Luego de romper con Ella, la joven cantante tomó un tiempo para repensar su carrera. Ahora regresa a las bases. Recupera su nombre. Regresa al ambiente que la vio crecer como cantante, Río Piedras. Sus letras y su música parten de experiencias más internas. “Me van a ver como un mahón virao, como por dentro”, adelantó.
En este proyecto, que aún circunda el laboratorio, que es un proceso creativo en construcción, la acompañan los músicos Enrique el Peru Chávez en la percusión, quien toca pailas de pintura y añade ritmos de electrónica; Bayrex el pianolero en el piano, quien con melodías y distorsiones aporta una textura diferente; al igual que Ariel Robles en el bajo y José Raúl Cruz Meléndez en el saxofón y la flauta.
Con su voz áspera distintiva y su guitarra al hombro, en esta ocasión la joven artista explora nuevos géneros, se coloca en zonas musicales inhabitadas y se da más libertad para el error.
Hacer que la palabra baile
A una cuadra de El Boricua, atravesando una estrecha puerta y subiendo una escalera metálica, Román se toma una taza café en una esquina de La Beckett. Con su camisa color caqui y su pelo ondulado azabache con una cinta de macramé, la renovada artista conversó con Diálogo sobre el giro que ha cobrado su carrera con el recién estrenado proyecto musical: Lizbeth Román y los duendes invisibles.
Román tiene 26 años. Nació en Mayagüez, pero se crió en Bayamón. Su madre es contable y su padre, gerente de ventas. De niña, quería ser astronauta pero no tuvo mucha suerte con los números.
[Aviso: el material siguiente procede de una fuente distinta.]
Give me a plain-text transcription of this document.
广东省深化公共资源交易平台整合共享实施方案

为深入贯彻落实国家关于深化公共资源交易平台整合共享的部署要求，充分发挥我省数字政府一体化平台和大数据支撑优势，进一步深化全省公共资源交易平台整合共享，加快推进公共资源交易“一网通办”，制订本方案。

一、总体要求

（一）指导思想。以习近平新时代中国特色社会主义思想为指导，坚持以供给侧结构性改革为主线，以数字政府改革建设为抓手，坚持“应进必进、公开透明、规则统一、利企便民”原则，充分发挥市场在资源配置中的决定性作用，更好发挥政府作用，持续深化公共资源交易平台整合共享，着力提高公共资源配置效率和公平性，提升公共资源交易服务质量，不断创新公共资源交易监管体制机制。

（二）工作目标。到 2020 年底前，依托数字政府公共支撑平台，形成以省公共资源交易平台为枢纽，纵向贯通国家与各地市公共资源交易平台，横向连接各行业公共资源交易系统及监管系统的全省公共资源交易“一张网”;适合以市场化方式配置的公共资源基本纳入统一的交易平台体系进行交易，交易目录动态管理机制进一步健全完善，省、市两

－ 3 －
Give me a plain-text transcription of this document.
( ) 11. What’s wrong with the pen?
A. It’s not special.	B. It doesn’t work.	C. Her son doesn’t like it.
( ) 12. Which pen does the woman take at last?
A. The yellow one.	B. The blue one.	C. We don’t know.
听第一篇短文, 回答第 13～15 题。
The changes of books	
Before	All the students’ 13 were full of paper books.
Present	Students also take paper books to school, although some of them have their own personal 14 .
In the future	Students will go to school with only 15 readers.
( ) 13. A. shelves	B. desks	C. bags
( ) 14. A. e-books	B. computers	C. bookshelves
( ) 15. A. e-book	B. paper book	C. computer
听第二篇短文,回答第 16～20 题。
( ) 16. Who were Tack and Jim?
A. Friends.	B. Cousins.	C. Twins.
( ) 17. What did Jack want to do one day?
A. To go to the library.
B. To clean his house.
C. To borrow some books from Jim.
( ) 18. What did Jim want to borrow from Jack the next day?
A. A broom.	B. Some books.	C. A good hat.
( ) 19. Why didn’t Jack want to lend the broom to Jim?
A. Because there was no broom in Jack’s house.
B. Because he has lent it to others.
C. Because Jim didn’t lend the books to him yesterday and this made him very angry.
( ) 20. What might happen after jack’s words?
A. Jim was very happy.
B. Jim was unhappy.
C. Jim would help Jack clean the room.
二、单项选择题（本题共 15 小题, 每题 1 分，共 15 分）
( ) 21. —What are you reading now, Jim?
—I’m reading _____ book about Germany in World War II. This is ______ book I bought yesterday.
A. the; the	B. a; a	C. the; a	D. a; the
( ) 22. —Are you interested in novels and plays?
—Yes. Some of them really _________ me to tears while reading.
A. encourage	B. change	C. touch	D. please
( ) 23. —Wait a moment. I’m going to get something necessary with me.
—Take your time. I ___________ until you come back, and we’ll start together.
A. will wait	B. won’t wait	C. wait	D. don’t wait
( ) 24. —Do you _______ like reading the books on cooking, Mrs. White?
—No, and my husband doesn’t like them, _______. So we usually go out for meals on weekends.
Bajo la ducha, cantaba, gritaba, emulaba conciertos y hacía de Elvis Presley o de Christian Castro. Cuando le regalaron una pequeña guitarra eléctrica, montó una curiosa banda en que los demás integrantes eran sus amigos imaginarios, sus duendes invisibles. “A estas alturas de mi vida, regreso a ese momento tan infantil, tan genuino”, dice.
Cuando no está tocando, componiendo, o escribiendo, le gusta leer, escuchar música de Radio Universidad, de Sylvia Rexach, Elvis, Janis Joplin, Rita Indiana, o simplemente pensar, quedarse en blanco, sumarse al silencio, observar y escuchar. De ahí parten muchos de los detonantes que luego se convierten en canciones o piezas teatrales.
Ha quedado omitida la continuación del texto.